Let's Talk About Fertility
Women's fertility is highest between age 20 and age 24 -- after the age of 30, it will start declining, and decline faster after age 35. By the time a woman is 40, only about two-fifths of women who want a baby will be able to get pregnant and stay pregnant.
However, contrary to ancient popular beliefs, the ability (or inability) to get pregnant does not lie solely with the woman. About one-third of infertility is because the female partner can't get pregnant, but one-third is also attributed to the male partner. The other one-third occurs from a combination of infertility in both partners or is simply inexplicable.
For many couples not being able to get pregnant naturally can seem shameful. Yet, almost 12% of women have received infertility services during their lifetime and over 40% of women who suffer from infertility have sought medical intervention. Of these women, around 65% have successfully given birth.
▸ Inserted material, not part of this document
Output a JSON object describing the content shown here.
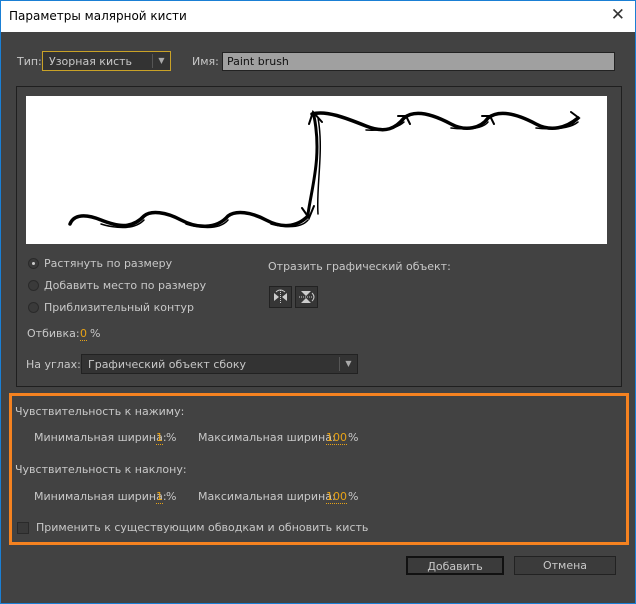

And, according to data from the National Survey of Family Growth (2002), the Centers for Disease Control found that between 3-5 million men under the age of 45 went to see a fertility doctor.
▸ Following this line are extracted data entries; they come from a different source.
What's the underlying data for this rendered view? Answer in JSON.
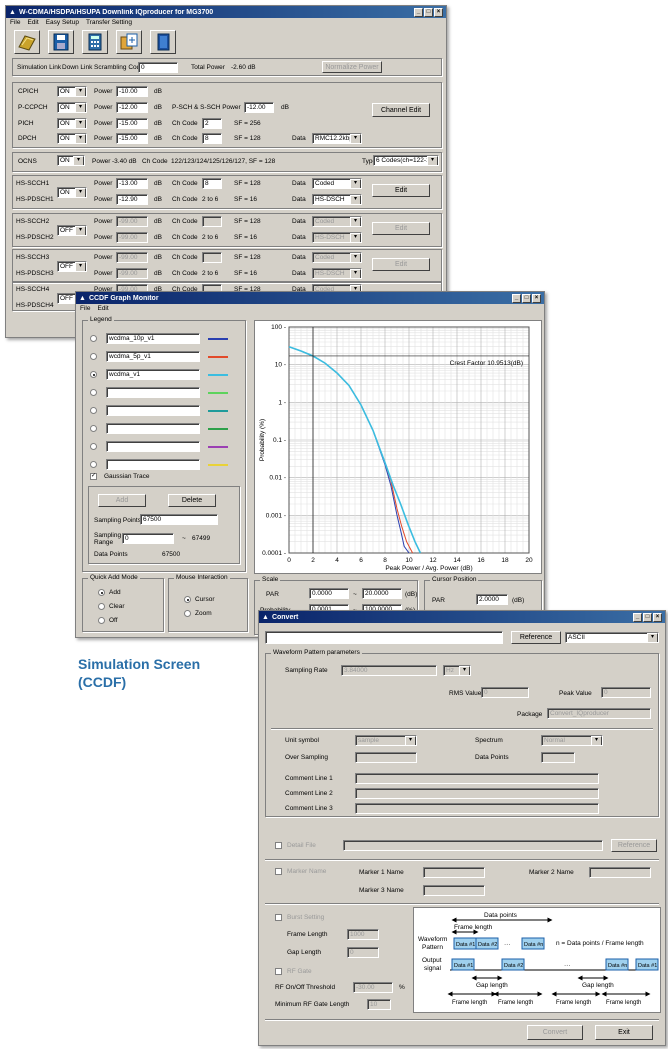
{
  "w1": {
    "title": "W-CDMA/HSDPA/HSUPA Downlink IQproducer for MG3700",
    "menu": [
      "File",
      "Edit",
      "Easy Setup",
      "Transfer Setting"
    ],
    "toolbar_icons": [
      "open-folder-icon",
      "save-icon",
      "calculator-icon",
      "export-icon",
      "book-icon"
    ],
    "sim": {
      "link_label": "Simulation Link",
      "link_value": "Down Link",
      "scr_label": "Scrambling Code",
      "scr_value": "0",
      "total_label": "Total Power",
      "total_value": "-2.60 dB",
      "btn": "Normalize Power"
    },
    "channels": [
      {
        "name": "CPICH",
        "on": "ON",
        "power": "-10.00",
        "unit": "dB",
        "code_label": "",
        "code": "",
        "sf": "",
        "extra": "",
        "data_label": "",
        "data": ""
      },
      {
        "name": "P-CCPCH",
        "on": "ON",
        "power": "-12.00",
        "unit": "dB",
        "code_label": "",
        "code": "",
        "sf": "",
        "extra": "P-SCH & S-SCH Power",
        "extra_val": "-12.00",
        "data_label": "",
        "data": ""
      },
      {
        "name": "PICH",
        "on": "ON",
        "power": "-15.00",
        "unit": "dB",
        "code_label": "Ch Code",
        "code": "2",
        "sf": "SF = 256",
        "extra": "",
        "data_label": "",
        "data": ""
      },
      {
        "name": "DPCH",
        "on": "ON",
        "power": "-15.00",
        "unit": "dB",
        "code_label": "Ch Code",
        "code": "8",
        "sf": "SF = 128",
        "extra": "",
        "data_label": "Data",
        "data": "RMC12.2kbps"
      }
    ],
    "ch_edit": "Channel Edit",
    "ocns": {
      "name": "OCNS",
      "on": "ON",
      "power_label": "Power",
      "power": "-3.40 dB",
      "code_label": "Ch Code",
      "codes": "122/123/124/125/126/127, SF = 128",
      "type_label": "Type",
      "type": "6 Codes(ch=122-127)"
    },
    "hs": [
      {
        "a": "HS-SCCH1",
        "b": "HS-PDSCH1",
        "on": "ON",
        "p1": "-13.00",
        "p2": "-12.90",
        "c1": "8",
        "c2": "2 to 6",
        "sf1": "SF = 128",
        "sf2": "SF = 16",
        "d1": "Coded",
        "d2": "HS-DSCH",
        "edit": "Edit",
        "enabled": true
      },
      {
        "a": "HS-SCCH2",
        "b": "HS-PDSCH2",
        "on": "OFF",
        "p1": "-99.00",
        "p2": "-99.00",
        "c1": "",
        "c2": "2 to 6",
        "sf1": "SF = 128",
        "sf2": "SF = 16",
        "d1": "Coded",
        "d2": "HS-DSCH",
        "edit": "Edit",
        "enabled": false
      },
      {
        "a": "HS-SCCH3",
        "b": "HS-PDSCH3",
        "on": "OFF",
        "p1": "-99.00",
        "p2": "-99.00",
        "c1": "",
        "c2": "2 to 6",
        "sf1": "SF = 128",
        "sf2": "SF = 16",
        "d1": "Coded",
        "d2": "HS-DSCH",
        "edit": "Edit",
        "enabled": false
      },
      {
        "a": "HS-SCCH4",
        "b": "HS-PDSCH4",
        "on": "OFF",
        "p1": "-99.00",
        "p2": "",
        "c1": "",
        "c2": "",
        "sf1": "SF = 128",
        "sf2": "",
        "d1": "Coded",
        "d2": "",
        "edit": "",
        "enabled": false
      }
    ],
    "power_label": "Power",
    "code_label": "Ch Code",
    "data_label": "Data",
    "db": "dB"
  },
  "w2": {
    "title": "CCDF Graph Monitor",
    "menu": [
      "File",
      "Edit"
    ],
    "legend_title": "Legend",
    "legend": [
      {
        "name": "wcdma_10p_v1",
        "color": "#2a3fb0",
        "checked": false
      },
      {
        "name": "wcdma_5p_v1",
        "color": "#e24a2a",
        "checked": false
      },
      {
        "name": "wcdma_v1",
        "color": "#3bbde0",
        "checked": true
      },
      {
        "name": "",
        "color": "#5dd35d",
        "checked": false
      },
      {
        "name": "",
        "color": "#1f9b9b",
        "checked": false
      },
      {
        "name": "",
        "color": "#2ea04a",
        "checked": false
      },
      {
        "name": "",
        "color": "#9b3fb3",
        "checked": false
      },
      {
        "name": "",
        "color": "#e9d238",
        "checked": false
      }
    ],
    "gauss": "Gaussian Trace",
    "add": "Add",
    "delete": "Delete",
    "sp_label": "Sampling Points",
    "sp_value": "67500",
    "sr_label1": "Sampling",
    "sr_label2": "Range",
    "sr_from": "0",
    "sr_to": "67499",
    "dp_label": "Data Points",
    "dp_value": "67500",
    "qa_title": "Quick Add Mode",
    "qa": [
      "Add",
      "Clear",
      "Off"
    ],
    "mi_title": "Mouse Interaction",
    "mi": [
      "Cursor",
      "Zoom"
    ],
    "scale_title": "Scale",
    "par_label": "PAR",
    "par_from": "0.0000",
    "par_to": "20.0000",
    "par_unit": "(dB)",
    "prob_label": "Probability",
    "prob_from": "0.0001",
    "prob_to": "100.0000",
    "prob_unit": "(%)",
    "cursor_title": "Cursor Position",
    "cursor_par_label": "PAR",
    "cursor_par": "2.0000",
    "cursor_unit": "(dB)",
    "crest": "Crest Factor 10.9513(dB)"
  },
  "chart_data": {
    "type": "line",
    "xlabel": "Peak Power / Avg. Power (dB)",
    "ylabel": "Probability (%)",
    "xlim": [
      0,
      20
    ],
    "ylim": [
      0.0001,
      100
    ],
    "yscale": "log",
    "xticks": [
      0,
      2,
      4,
      6,
      8,
      10,
      12,
      14,
      16,
      18,
      20
    ],
    "yticks": [
      "100",
      "10",
      "1",
      "0.1",
      "0.01",
      "0.001",
      "0.0001"
    ],
    "cursor_x": 2.0,
    "series": [
      {
        "name": "wcdma_10p_v1",
        "x": [
          0,
          1,
          2,
          3,
          4,
          5,
          6,
          7,
          8,
          8.5,
          9,
          9.3,
          9.6,
          10.0
        ],
        "y": [
          30,
          23,
          17,
          11,
          6,
          2.8,
          0.85,
          0.18,
          0.022,
          0.006,
          0.001,
          0.0004,
          0.00015,
          0.0001
        ]
      },
      {
        "name": "wcdma_5p_v1",
        "x": [
          0,
          1,
          2,
          3,
          4,
          5,
          6,
          7,
          8,
          8.5,
          9,
          9.4,
          9.8,
          10.3
        ],
        "y": [
          30,
          23,
          17,
          11,
          6,
          2.8,
          0.85,
          0.18,
          0.025,
          0.008,
          0.0015,
          0.0005,
          0.0002,
          0.0001
        ]
      },
      {
        "name": "wcdma_v1",
        "x": [
          0,
          1,
          2,
          3,
          4,
          5,
          6,
          7,
          8,
          8.7,
          9.3,
          9.9,
          10.5,
          10.95
        ],
        "y": [
          30,
          23,
          17,
          11,
          6,
          2.8,
          0.85,
          0.18,
          0.025,
          0.006,
          0.002,
          0.0006,
          0.0002,
          0.0001
        ]
      }
    ]
  },
  "caption": {
    "line1": "Simulation Screen",
    "line2": "(CCDF)"
  },
  "w3": {
    "title": "Convert",
    "reference": "Reference",
    "format": "ASCII",
    "wp_title": "Waveform Pattern parameters",
    "sr_label": "Sampling Rate",
    "sr_value": "3.84000",
    "sr_unit": "Hz",
    "rms_label": "RMS Value",
    "rms_value": "0",
    "peak_label": "Peak Value",
    "peak_value": "0",
    "pkg_label": "Package",
    "pkg_value": "Convert_IQproducer",
    "unit_label": "Unit symbol",
    "unit_value": "sample",
    "spec_label": "Spectrum",
    "spec_value": "Normal",
    "os_label": "Over Sampling",
    "dp_label": "Data Points",
    "cl1": "Comment Line 1",
    "cl2": "Comment Line 2",
    "cl3": "Comment Line 3",
    "detail": "Detail File",
    "reference2": "Reference",
    "marker_name": "Marker Name",
    "m1": "Marker 1 Name",
    "m2": "Marker 2 Name",
    "m3": "Marker 3 Name",
    "burst": "Burst Setting",
    "frame_len": "Frame Length",
    "frame_val": "1000",
    "gap_len": "Gap Length",
    "gap_val": "0",
    "rf_gate": "RF Gate",
    "rf_thr": "RF On/Off Threshold",
    "rf_thr_val": "-30.00",
    "rf_unit": "%",
    "min_rf": "Minimum RF Gate Length",
    "min_rf_val": "10",
    "convert": "Convert",
    "exit": "Exit",
    "diagram": {
      "data_points": "Data points",
      "frame_length_top": "Frame length",
      "waveform1": "Waveform",
      "waveform2": "Pattern",
      "cells": [
        "Data #1",
        "Data #2",
        "···",
        "Data #n"
      ],
      "formula": "n = Data points / Frame length",
      "output1": "Output",
      "output2": "signal",
      "out_cells": [
        "Data #1",
        "Data #2",
        "···",
        "Data #n",
        "Data #1"
      ],
      "gap1": "Gap length",
      "gap2": "Gap length",
      "fl": [
        "Frame length",
        "Frame length",
        "Frame length",
        "Frame length"
      ]
    }
  }
}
So if you're having trouble getting pregnancy naturally, remember: you're not alone and there are still options available to you.
What are the Options for Couples Trying to Get Pregnant?
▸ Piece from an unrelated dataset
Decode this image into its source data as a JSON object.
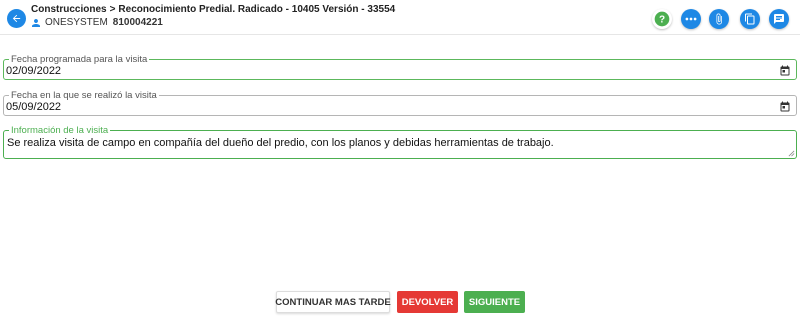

Between 85-90% of couples who are infertile get treated with drug therapy or a surgical procedure. One popular procedure is IVF treatment .
The "IVF" in IVF treatment stands for in vitro fertilization. During IVF treatment, eggs are gathered from the woman's ovaries and mixed with the sperm from the male in a laboratory (you may have heard the term "test tube baby" used before). Once the eggs have been fertilized, they're kept under surveillance for a few days in the laboratory to make sure things are proceeding as they should, and then put into the woman's uterus to grow.
Another popular treatment for infertility, apart from IVF treatment is artificial insemination (commonly abbreviated as AI). With this method, sperm is placed in the woman's cervix or uterus, close to the time or during ovulation. This eliminates the long path that sperm need to travel to reach the egg and will increase chances of fertilization.
With donor eggs, an egg is donated by another woman (usually a young woman) and fertilized using the male partner's sperm. The female partner then receives the fertilized egg in her uterus. Many older women tend to opt for this method.
What's the Right Path For Us?
Visiting a reproductive center and talking with a fertility expert, as well as your own doctor will help you answer that question. Depending on your age, health, and what fertility tests show, there could be a number of options open to you. Some couples may even turn to surrogate mothers or adoption if other fertility options don't work out.
Take time to discuss with your partner and doctor and see what you feel is the best fit for you. Whether that's continuing to try naturally, IVF treatment, or another path, don't give up your dream of creating a family.